City wise to further study Hemmens
We've hammered city leaders pretty well over the last couple years for failures to provide adequate basic services like swift snow removal and leaf pickup, and we've been pleased during the past year by efforts to turn that around.
City leaders seem to have taken to heart the desire by people in town to focus on the basics and set aside the frills.
In that vein, the decision to spend $291,000 on a study to determine whether the life of the Hemmens Cultural Center -- the primary draw to downtown Elgin -- could be extended another couple decades would seem a prudent step. Council members could vote on this June 11 or 25.
Just 18 months ago, city leaders had stars in their eyes, having just visited several resplendent municipally owned concert halls in places like Dayton, Ohio, Fort Worth, Texas and Sioux Falls, S.D.
Mayor Ed Schock declared the then 38-year-old, 1,200-seat Hemmens obsolete -- a money pit that could not compete with other venues for A-list and many B-list performers, primarily because of its lack of seating.
The heart of Schock's point was that B.B. King will sell out a 2,300-seat venue just as he does the Hemmens, but because there are half as many patrons here paying his per-concert fee, the city has to pick up the difference. At the bigger venue, the city makes B.B.'s fee and then some.
Anyone with half an ear who has attended an Elgin Symphony Orchestra concert knows well the hall's lackluster acoustics.
The study that was conducted in conjunction with that tour of concert halls offered three suggestions: Build a $125 million performing arts center to replace the Hemmens (a price tag twice what city fathers had anticipated); sink $20 million to $30 million into extending the life of the Hemmens (with the likely result being the same problems occurring in a decade); or simply let the facility die a rapid death due to poor ticket sales and undesirable acts.
Since the release of that study in October 2006, the raging downtown construction boom has stilled, and people all over are cinching their belts in an ailing economy.

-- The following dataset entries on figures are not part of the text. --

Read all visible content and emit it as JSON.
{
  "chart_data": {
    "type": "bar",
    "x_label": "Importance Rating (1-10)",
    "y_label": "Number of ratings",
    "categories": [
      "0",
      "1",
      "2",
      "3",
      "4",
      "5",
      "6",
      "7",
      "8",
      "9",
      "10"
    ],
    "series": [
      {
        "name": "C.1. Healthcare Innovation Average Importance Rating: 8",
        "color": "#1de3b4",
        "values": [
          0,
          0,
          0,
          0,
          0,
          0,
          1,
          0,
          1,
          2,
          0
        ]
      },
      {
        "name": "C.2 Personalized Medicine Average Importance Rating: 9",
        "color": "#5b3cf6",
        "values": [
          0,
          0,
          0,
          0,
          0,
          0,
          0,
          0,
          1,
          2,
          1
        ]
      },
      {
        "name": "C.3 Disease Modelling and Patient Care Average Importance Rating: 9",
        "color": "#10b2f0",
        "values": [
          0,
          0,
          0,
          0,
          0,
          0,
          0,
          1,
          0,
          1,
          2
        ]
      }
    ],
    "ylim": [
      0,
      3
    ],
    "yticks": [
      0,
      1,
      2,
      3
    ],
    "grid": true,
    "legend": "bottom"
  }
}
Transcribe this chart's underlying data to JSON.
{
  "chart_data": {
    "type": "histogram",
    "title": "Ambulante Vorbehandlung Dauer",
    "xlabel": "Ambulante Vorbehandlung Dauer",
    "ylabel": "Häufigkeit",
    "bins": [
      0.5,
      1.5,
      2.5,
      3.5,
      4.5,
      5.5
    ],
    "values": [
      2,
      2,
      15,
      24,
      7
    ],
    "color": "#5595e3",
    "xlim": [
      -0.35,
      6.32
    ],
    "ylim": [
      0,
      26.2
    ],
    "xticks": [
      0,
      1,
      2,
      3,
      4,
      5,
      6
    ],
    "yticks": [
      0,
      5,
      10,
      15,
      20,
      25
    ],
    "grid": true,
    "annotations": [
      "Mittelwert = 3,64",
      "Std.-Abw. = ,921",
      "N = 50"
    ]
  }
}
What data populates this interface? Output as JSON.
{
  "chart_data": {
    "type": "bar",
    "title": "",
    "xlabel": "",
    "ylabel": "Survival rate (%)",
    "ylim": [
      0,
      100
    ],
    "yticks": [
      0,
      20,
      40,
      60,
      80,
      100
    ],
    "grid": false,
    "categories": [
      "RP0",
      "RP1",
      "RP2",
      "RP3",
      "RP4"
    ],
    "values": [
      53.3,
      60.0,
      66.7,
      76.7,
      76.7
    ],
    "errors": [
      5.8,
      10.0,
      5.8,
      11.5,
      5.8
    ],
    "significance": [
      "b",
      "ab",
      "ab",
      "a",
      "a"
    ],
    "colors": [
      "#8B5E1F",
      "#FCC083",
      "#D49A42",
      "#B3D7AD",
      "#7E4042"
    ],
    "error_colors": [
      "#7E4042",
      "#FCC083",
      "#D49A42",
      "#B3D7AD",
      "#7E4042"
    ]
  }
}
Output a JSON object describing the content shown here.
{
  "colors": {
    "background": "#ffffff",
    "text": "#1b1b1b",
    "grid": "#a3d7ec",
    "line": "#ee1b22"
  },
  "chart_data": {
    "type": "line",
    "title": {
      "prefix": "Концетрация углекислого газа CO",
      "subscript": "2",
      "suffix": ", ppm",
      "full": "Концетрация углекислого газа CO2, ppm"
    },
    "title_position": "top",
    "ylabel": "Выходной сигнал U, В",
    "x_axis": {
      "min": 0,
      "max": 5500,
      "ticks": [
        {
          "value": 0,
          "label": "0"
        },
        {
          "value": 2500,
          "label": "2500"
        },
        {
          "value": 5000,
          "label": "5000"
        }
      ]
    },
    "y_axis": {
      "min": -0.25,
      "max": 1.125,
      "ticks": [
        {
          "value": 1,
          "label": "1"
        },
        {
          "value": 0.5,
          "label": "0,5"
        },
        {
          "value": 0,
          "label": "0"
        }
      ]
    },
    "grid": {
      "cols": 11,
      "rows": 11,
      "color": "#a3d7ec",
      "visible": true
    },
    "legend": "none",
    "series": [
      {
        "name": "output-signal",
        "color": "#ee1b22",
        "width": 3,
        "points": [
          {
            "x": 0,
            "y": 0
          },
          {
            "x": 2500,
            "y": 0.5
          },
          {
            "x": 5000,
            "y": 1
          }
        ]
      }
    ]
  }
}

Too bad it took a downturn in the economy to force more grounded thinking.
The study at hand may sound pricey, but it amounts to a little more than a third of the city's annual subsidy of the Hemmens. It will focus more on what changes may have to be made in the building's structure and programming to make best use of the facility.
Add to this that the Elgin Symphony Orchestra, whose subscription list is primarily well-off out-of-towners, accounts for a quarter of the performances at the venue while generating only 5 percent of the revenue, and you know that the people of Elgin are concerned about getting their money's worth.
Whether the city ends up improving on or razing the Hemmens as a result of this new study, at least it will have given the old brown cube -- and taxpayers of the city -- a fair shake.